There was no defining moment that ended CJ and I's friendship. No fight or argument that made me think, well, that's the end of that. But after the funeral and family leaving and the house was quiet again, I remember him fading away. He had football camp or was out with friends from school or away to the Laurens' annual trip to Florida. When we got to high school in the fall, he was a stranger, sitting beside me on the bus without anything to say. And what could be said, really? He was normal, and I had become the unstable girl with crippling anxiety and a new prescription to Valium.

In some ways, I used to think I deserved losing his friendship. After all, why would a kid like CJ be friends with a kid like me?
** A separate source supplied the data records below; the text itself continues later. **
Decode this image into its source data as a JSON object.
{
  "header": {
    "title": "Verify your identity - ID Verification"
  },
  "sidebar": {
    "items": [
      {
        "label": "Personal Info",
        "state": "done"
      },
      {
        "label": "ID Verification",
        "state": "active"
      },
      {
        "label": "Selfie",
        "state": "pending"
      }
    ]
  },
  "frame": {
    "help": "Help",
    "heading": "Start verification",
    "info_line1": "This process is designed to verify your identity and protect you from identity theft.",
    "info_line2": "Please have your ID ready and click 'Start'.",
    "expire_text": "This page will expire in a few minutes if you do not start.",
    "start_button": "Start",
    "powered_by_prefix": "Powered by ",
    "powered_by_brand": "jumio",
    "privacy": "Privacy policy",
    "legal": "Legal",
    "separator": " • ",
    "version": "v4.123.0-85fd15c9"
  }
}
CJ gives me so much shit when he finds out Monty spent the night. I lie and say we had slept apart, for a bit of damage control, but still. He goes on and on about how Monty has no business spending all that time with me now that he has a girlfriend, that he's a creep and a scrappy weirdo and yes, he'll take me up to Lancaster after he showers.

"Don't get too excited," I say, finding Monty's contact to call him. My thumb trembles from adrenaline. How pathetic do I look, calling him up after just seeing him this morning? "We have to make sure he's home first."

"Who cares if he's home? Let's go by and chuck the damn thing through his window."

"You're being a jackass again," I inform him, putting my phone up to my ear. He rolls his eyes and stalks off into the house.